Emboldened by this ruling, Hindu nationalists now hope to gain control of at least two more major mosques, those in Benares and Mathura, built by the Mughal emperor Aurangzeb. In this way they try to eliminate the expressions of what they are looking at “Centuries of colonial humiliation”. Firstly, by the Mughals; later at the hands of the British. It is the same agenda that Modi promotes. The Prime Minister talks about throwing off the yoke of “1,200 years of slavery”.
election campaign
Observers of Indian politics interpreted the inauguration ceremony as the starting signal for his election campaign. A battle cry to his bases. Modi, who has ruled uninterruptedly since 2014, will seek his third consecutive victory in next May's elections. The forecasts are favorable. Polls suggest his party will again secure a majority in the Lok Sabha. Since then I would be the first to get it Jawaharlal Nehru, the first person to serve as Prime Minister. However, his journey has little or nothing to do with that of the historic nationalist leader.

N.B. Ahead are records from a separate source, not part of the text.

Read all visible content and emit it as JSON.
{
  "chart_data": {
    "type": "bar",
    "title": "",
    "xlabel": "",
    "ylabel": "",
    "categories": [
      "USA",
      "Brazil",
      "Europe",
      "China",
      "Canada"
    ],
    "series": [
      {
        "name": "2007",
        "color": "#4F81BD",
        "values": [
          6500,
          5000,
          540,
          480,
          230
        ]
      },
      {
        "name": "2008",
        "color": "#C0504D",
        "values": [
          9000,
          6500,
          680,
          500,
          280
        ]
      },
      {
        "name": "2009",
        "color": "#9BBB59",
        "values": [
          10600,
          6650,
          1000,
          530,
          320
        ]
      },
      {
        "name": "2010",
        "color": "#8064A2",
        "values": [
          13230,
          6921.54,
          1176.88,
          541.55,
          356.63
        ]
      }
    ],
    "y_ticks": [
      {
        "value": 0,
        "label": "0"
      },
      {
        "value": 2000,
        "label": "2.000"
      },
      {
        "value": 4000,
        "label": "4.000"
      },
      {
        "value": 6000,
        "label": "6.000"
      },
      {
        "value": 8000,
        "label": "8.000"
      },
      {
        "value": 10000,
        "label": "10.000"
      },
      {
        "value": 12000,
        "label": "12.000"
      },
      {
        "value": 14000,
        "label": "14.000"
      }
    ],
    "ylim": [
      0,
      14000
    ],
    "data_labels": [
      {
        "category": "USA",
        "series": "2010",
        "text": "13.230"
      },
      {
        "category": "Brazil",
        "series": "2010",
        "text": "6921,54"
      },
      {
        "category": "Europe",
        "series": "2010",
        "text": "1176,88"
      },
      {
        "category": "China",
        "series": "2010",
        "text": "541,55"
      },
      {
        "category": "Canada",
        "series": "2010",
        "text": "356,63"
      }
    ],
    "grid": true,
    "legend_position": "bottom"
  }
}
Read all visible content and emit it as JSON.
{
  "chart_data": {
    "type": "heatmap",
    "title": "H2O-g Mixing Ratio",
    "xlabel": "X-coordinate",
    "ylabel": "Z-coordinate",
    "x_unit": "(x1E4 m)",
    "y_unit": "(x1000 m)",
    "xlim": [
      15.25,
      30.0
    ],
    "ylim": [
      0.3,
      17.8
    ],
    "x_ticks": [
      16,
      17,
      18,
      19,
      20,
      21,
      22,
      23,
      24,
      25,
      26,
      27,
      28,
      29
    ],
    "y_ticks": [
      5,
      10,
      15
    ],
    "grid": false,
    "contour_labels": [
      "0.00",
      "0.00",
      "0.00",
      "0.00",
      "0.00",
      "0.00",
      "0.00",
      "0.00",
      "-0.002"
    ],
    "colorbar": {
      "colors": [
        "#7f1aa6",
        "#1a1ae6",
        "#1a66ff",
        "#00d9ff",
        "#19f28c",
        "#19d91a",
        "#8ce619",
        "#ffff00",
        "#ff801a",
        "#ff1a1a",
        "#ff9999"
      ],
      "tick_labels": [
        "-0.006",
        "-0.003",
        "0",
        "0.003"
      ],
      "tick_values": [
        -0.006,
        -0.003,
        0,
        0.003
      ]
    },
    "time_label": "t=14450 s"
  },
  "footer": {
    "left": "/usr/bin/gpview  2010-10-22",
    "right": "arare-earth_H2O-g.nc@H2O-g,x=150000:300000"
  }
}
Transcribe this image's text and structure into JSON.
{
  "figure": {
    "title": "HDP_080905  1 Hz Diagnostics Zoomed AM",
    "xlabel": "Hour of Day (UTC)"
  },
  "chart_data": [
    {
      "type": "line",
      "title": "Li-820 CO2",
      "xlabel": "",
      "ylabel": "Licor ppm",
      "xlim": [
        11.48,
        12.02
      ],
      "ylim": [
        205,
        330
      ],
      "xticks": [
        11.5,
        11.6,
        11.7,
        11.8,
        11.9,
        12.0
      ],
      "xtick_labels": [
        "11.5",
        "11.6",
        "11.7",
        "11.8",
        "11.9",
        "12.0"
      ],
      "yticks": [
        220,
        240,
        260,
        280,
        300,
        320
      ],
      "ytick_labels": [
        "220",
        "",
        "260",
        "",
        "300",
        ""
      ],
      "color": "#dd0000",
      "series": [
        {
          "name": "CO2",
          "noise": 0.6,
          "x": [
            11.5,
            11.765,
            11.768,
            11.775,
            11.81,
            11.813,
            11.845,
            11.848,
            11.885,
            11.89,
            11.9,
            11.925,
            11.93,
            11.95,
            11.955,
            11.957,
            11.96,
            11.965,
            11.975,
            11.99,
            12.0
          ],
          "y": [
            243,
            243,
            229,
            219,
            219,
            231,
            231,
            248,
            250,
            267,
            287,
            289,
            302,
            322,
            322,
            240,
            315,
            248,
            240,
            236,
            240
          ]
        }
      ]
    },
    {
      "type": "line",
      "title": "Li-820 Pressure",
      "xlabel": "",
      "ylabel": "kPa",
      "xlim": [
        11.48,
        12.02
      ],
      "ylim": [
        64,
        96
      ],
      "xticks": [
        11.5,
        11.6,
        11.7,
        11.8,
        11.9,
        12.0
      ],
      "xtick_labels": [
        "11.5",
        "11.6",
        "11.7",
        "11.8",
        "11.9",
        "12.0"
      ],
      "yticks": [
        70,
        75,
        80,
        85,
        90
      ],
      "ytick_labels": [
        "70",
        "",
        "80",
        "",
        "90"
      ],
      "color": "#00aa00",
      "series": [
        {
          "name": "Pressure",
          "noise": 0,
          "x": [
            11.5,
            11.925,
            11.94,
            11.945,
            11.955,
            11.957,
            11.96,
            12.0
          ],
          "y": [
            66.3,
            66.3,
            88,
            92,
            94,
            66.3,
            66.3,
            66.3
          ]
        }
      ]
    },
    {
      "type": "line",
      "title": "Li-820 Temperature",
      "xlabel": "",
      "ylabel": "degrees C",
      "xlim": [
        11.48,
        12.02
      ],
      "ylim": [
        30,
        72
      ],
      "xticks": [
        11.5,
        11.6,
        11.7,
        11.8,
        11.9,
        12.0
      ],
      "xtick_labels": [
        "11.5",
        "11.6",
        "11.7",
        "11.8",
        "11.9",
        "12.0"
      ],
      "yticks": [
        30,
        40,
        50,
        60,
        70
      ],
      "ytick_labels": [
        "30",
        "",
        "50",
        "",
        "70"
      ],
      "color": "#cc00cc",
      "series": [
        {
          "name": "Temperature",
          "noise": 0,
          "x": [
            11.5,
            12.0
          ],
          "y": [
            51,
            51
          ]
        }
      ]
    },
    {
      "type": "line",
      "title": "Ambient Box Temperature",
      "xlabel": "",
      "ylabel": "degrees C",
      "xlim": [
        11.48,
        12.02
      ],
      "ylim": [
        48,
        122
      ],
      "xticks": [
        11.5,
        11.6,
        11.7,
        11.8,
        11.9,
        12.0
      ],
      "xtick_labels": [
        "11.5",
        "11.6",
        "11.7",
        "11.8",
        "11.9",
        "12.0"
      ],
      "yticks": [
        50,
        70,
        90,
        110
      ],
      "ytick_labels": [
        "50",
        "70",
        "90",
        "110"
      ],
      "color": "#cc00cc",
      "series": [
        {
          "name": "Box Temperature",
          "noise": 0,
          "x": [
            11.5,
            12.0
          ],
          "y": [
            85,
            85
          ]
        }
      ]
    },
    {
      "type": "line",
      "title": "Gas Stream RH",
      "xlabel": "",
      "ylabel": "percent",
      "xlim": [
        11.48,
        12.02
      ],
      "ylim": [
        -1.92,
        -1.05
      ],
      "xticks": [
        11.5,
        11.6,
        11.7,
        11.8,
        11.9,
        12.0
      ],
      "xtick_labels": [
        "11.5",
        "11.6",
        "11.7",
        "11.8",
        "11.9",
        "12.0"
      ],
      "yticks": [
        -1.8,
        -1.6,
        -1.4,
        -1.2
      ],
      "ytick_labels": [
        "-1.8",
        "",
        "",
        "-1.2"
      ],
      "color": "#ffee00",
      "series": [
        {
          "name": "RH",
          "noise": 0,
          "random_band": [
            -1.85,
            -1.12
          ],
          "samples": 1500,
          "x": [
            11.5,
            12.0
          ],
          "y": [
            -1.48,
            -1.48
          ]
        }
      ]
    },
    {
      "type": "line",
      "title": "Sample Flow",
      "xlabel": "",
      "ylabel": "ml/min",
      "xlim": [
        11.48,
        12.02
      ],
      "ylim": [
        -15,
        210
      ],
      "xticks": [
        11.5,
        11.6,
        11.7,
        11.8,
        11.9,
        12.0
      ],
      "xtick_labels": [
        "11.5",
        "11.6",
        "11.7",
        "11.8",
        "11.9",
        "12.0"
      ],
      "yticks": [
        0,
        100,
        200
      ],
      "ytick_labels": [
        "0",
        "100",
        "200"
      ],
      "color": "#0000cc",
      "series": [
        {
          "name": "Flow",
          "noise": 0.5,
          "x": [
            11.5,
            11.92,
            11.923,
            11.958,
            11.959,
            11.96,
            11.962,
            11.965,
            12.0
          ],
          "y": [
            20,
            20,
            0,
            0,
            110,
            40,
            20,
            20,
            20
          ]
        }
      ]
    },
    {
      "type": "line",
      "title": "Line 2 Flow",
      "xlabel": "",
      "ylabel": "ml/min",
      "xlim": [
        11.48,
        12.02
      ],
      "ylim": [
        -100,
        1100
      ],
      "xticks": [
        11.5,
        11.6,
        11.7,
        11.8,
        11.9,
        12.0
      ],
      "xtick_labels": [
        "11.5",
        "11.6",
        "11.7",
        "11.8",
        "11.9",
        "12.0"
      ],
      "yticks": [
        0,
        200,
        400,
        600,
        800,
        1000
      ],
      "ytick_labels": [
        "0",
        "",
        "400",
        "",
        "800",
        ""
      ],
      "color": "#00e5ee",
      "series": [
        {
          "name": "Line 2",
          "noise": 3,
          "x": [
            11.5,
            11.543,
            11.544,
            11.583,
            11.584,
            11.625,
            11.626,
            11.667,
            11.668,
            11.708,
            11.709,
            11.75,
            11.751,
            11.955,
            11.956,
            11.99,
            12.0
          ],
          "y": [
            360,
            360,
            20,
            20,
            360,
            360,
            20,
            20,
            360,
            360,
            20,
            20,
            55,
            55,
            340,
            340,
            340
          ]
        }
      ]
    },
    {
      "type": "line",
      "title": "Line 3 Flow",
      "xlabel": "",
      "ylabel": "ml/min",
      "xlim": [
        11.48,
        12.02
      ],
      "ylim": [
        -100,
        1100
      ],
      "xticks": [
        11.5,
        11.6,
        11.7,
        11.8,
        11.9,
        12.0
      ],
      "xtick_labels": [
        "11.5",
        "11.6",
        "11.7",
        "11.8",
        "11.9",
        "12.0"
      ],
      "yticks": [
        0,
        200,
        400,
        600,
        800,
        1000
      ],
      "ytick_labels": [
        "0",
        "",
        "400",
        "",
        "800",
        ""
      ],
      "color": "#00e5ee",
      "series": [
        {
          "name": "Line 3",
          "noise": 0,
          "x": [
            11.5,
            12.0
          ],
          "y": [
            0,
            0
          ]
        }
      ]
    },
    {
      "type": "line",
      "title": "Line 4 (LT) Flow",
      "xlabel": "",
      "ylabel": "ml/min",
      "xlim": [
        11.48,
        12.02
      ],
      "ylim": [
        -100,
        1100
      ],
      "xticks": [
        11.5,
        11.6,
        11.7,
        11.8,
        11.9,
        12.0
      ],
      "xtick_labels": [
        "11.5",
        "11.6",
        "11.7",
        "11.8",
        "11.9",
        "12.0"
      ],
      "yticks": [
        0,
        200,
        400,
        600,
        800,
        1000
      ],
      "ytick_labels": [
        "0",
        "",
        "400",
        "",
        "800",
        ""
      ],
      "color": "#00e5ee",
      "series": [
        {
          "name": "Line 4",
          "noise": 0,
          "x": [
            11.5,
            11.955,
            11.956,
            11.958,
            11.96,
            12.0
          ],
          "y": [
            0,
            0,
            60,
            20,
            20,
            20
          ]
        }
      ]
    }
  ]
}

Other BJP leaders, like the Prime Minister Atal Bihari VajpayeeThey reduced the party's Hindu ideological burden to appeal to the majority of Indians. On the other hand, Modi, who was involved in the bloody anti-Muslim riots in 2002 in the state of Gujarat, where he then ruled, reversed this dynamic by promoting a citizenship law that discriminated against Muslims and encouraging several states to adopt anti-Muslim measures. Conversion laws. They were not his only measures.
“Why did Nehruvian secularism fail so miserably?” asks the columnist. Sadanand Dhume on the pages of The Wall Street Journal. “In some cases, India's westernized elites have misjudged the depth of Hindu religiosity.” His critics do not give up and denounce Modi's disregard for the secular constitution and his campaign norms. Meanwhile, the divided and weakened opposition is warning against the prime minister's plans to turn India into an authoritarian Hindu state.
80% of Indians are Hindus, but not everyone celebrates the victory in the construction of the Ram Mandir Temple. Many still cite the 1994 ruling of the nine judges of the Supreme Court, the most cited court ruling in the country's history, which served to confirm this on the basis of Article 356 of Magna Carta “Politics and religion must not mix”. Modi changes the plan.